My younger brother (who by default affectionately earned the name Seawolf) recently graduated from Boston College – a prestigious, Jesuit school steeped in rich tradition. One of these traditions is a Baccalaureate Mass for the graduating seniors held inside the gymnasium with an erected makeshift altar on center court. The graduates, dressed in their robes (but no hats), were not asked to sit in a designated spot on the floor, but rather were populated throughout the audience, sitting amongst family and friends. Near the end of the mass, several graduates stood up and walked down towards the floor. Eagerly, I nudged my dad who nudged my brother to fall in line with the rest of his fellow graduates.
Seawolf dutifully rose, following the line of graduates to the center of the gymnasium floor, not yet realizing what he was lining up for. It wasn’t until he got halfway down that I noticed most of his fellow graduates actually remained seated and only a select, chosen few rose. From the nosebleeds, my sister, mother and I watched as a woman placed a bowl of communion wafers in my brother’s hands while “On Eagle Wings” triumphantly played in the background. My father left the bleachers, heading for the nearest exit – at the same time Seawolf accepted his bowl of Christ – most likely not wanting to witness his son make a mockery of the church.

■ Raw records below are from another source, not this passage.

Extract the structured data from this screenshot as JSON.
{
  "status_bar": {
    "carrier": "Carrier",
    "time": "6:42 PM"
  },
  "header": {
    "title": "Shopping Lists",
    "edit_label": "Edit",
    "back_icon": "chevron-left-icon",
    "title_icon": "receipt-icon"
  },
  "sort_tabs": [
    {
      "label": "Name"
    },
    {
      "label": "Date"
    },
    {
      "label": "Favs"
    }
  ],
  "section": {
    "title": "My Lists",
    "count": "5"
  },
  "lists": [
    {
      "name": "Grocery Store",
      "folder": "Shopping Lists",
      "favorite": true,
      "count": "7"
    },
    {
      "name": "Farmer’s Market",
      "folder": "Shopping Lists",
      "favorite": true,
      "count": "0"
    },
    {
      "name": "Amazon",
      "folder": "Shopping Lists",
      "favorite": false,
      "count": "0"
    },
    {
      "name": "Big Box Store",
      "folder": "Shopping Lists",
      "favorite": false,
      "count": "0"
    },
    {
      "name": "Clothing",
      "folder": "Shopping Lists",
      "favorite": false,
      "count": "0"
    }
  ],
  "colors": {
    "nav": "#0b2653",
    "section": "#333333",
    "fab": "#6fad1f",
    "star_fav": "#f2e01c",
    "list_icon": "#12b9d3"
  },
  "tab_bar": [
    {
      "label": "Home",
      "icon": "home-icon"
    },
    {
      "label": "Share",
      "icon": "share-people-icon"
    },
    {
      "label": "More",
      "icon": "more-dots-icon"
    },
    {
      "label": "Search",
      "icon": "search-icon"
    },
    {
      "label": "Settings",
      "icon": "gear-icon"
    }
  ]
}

With a stern, reverent face Seawolf accepted his task for which he had no previous training, climbing the bleachers towards us, inconspicuously looking around at the other Eucharist Ministers for clues as what to do next. Eventually, he settled into a post directly below us with a priest less than 30 feet away.
When the priest gave out his communion wafers, he raised the circular host up in the air, presenting it to the parishioner before saying, “The body of Christ.” My brother, on the other hand, gave out the communion wafers like he was a Vegas dealer handling cards, low and unassuming. To his first parishioner he said, “Peace be with you.” After an awkward moment, he redeemed himself, remembering his one line –“The body of Christ.” – correctly. When it was my turn to receive Christ my brother in a measured tone said, “The body of Christ, my child.” I swallowed my chuckles as I walked past the priest clamping my lips together in an effort not to burst into hysteria. I got back to my seat just in time to see Seawolf placing his hand over the head of a small child in way of a blessing, at which point I absolutely lost it.
“What did he say, what did he say?” My sister wanted to know, struggling to get the words out through her cascading laughter. After I told them he called me his child, I insisted they too get in line.
“I can’t, I can’t. This is sacrilege!” My mom said, shaking her arms and hands in front of her.
“Ma, you gotta go…trust me, it’s going to be the best body of Christ you will ever receive.”
It didn’t take much to convince her to join my sister in line – both of them sticking out their tongues for Seawolf to place the body of Christ on – while the other parishioners waited in my brother’s line instead of going to the priest’s line. Apparently, Seawolf, the graduate, was their preference. After mass my brother told me, “Please tell my girlfriend that it is over between us – Jesus is my bride now.”